Kingfisher is considering expansion into Brazil and India as the owner of the B&Q DIY stores plans a strategy for growth after cost cuts helped boost first-half profit.

Ian Cheshire, the chief executive, said there was "a long list of theoretical options" for international expansion, adding: "Situations like Brazil or India we have to think about."

Eastern European markets are another option but opening in the US is not on the cards.

"During the next six months we will work on what the growth story is going to be," Mr Cheshire said.

Kingfisher's pre-tax profit in the six months to the end of July increased 22pc to £351m despite flat sales across the group. Total revenue was held back by falling sales in the UK and Ireland despite strong demand for plastic grass and bird nesting houses.

The company's push to buy products straight from manufacturers instead of through wholesalers helped cut costs and boost margins, which widened by 140 basis points in the UK.

Mr Cheshire said margins were also lifted by scrapping discount weekends, which were bringing in fewer customers.

Mr Cheshire took over two years ago and set out to unify Kingfisher's fragmented businesses to improve efficiency and centralise buying. Among his directives was stopping Kingfisher's two French businesses, Castorama and Brico Depot, opening stores next to each other and indulging in cut-throat competition.

Having spent the first half of his three-year plan on efficiency measures, Mr Cheshire is now targeting top-line growth through product innovations and new in-store formats.

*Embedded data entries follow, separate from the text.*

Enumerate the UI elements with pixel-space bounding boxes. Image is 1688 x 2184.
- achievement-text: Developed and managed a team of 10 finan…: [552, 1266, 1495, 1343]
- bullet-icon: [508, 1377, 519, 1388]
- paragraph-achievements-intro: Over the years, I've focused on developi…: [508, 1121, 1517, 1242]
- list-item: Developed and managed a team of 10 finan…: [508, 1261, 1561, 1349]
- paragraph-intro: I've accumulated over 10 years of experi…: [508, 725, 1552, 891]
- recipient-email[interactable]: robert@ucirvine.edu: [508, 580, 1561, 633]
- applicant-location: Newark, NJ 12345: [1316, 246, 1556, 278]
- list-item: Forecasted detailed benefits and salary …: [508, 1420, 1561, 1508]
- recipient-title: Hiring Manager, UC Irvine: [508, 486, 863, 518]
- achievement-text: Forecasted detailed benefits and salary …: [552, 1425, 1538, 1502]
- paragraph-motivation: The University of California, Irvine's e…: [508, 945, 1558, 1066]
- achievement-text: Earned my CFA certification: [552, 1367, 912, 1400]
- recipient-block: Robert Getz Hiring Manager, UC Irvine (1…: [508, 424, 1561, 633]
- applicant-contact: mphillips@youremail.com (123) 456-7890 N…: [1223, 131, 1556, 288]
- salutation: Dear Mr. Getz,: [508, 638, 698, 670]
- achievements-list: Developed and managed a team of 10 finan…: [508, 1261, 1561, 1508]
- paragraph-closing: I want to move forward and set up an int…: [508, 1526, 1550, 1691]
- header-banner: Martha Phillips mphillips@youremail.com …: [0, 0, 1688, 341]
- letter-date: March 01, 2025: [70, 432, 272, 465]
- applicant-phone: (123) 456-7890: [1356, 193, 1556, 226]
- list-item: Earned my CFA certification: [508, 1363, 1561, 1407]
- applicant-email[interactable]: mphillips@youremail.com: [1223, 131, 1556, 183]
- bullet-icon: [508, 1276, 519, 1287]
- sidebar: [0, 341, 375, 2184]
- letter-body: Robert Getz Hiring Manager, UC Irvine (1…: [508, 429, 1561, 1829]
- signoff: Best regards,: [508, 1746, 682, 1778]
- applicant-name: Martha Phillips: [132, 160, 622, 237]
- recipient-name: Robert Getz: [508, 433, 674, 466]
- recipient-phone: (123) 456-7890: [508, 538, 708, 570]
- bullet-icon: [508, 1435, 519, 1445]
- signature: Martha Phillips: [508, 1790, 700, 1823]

Kingfisher unveiled 10 own brands – whittled down from 150 – that will be used throughout its businesses. They include Cooke & Lewis for kitchens, bath and bedding and Blooma for outdoor leisure.

In the UK, the company has launched its own lighting range and is expanding in "eco" products such as sheep's wool loft insulation and carpet underlay made from recycled clothes.

In France, customers have taken to a toilet with a built-in washbasin, which now makes up 10pc of Castorama lavatory sales.

The French business performed better than the UK in the first half, increasing sales by 3pc. In China, losses halved to £12m from the same period last year but Mr Cheshire said it was still too early to say whether he definitely wanted to keep the business.

Kingfisher turned around its debt from £740m to a cash position of £19m. Kevin O'Byrne, finance director, said: "I don't think you can find on record a time when Kingfisher had net cash previously."

The interim dividend was held at 1.925p, payable on november 12, and the full-year payout will rise in line with earnings.